- Genre: Sitcom
- Created by: Ronald Alexander
- Starring: Brigid Bazlen; Donald Cook; Joan Bennett; Martin Huston; Lorna Gillam;
- Country of origin: United States

Production
- Executive producer: David Susskind
- Producer: Ronald Alexander
- Production company: Talent Associates

Original release
- Network: NBC
- Release: May 14 – June 25, 1959

= Too Young to Go Steady =

American TV situation comedy (1959)

Too Young to Go Steady is an American television situation comedy that was broadcast on NBC from May 14, 1959, until June 25, 1959.

==Premise==
Tom Blake, an attorney, and his wife, Mary, were the parents of teenagers Pam and John Blake. At age 14, Pam was "trying to make the transition from tomboy to young lady." She and her girlfriend, Timmy, dealt with feelings of love and infatuation. Tom and Mary "were generally understanding" as they raised their son and daughter.

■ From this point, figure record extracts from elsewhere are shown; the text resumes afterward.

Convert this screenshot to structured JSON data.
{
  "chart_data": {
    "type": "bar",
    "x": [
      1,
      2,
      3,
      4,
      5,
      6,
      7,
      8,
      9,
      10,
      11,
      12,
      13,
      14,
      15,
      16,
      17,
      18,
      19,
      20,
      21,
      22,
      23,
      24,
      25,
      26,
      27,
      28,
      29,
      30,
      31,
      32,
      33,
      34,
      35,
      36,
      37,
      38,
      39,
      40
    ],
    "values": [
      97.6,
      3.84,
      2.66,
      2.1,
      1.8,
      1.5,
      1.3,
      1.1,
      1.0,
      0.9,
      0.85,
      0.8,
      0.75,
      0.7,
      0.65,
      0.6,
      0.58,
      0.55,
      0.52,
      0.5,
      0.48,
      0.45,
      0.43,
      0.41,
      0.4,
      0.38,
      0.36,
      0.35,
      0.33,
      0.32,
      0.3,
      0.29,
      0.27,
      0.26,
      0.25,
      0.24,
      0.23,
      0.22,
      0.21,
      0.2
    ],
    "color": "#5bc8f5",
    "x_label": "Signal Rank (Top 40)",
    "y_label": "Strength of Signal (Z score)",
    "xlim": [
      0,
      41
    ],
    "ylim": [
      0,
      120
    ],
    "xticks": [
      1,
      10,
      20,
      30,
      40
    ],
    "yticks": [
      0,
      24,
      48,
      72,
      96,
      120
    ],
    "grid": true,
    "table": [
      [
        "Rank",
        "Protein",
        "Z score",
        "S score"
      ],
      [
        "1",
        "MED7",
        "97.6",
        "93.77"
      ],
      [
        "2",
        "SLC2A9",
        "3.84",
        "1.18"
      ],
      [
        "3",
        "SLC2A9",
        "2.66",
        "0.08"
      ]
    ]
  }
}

Topics of episodes included Pam's failing to win a part in her school's play.

==Cast==
- Pam Blake - Brigid Bazlen
- Tom Blake - Donald Cook
- Mary Blake - Joan Bennett
- John Blake - Martin Huston
- Timmy Barnes - Lorna Gillam

==Pilot==
Don Ameche was originally cast as Tom Blake. The New York Times reported one week before the premiere broadcast that Cook had replaced Ameche in the cast. The Times said, "It was reported that Mr. Ameche had withdrawn after a dispute over his authority to approve the scripts and the director of the show." Other actors in the pilot were Polly Rowles as Mary, Tuesday Weld as Pam, Doug Lambert as John, and Joyce Bulifant as Timmy. The pilot was financed by CBS.

==Production==
Too Young to Go Steady was broadcast live in black and white from New York by Talent Associates in association with Screen Gems. David Susskind was the executive producer. Ronald Alexander created and produced the series and was one of its writers and one of its directors. Other directors included Frank Pacelli. and Peter Tewksbury. It was broadcast on Thursdays from 8:30 to 9 p.m. Eastern Time, replacing The Oldsmobile Theater (also known as Oldsmobile Music Theatre). General Foods and Oldsmobile were among the sponsors. Competition for the series included Yancy Derringer on CBS.

==Critical response==
Ben Gross wrote in a review in the New York Daily News that Too Young to Go Steady was "pleasant mass or family entertainment". The review acknowledged that the family-themed concept was much like that of other TV shows, but it added that the writing made the show better than average. Gross also praised the four main actors, singling out Bazlen as "a standout".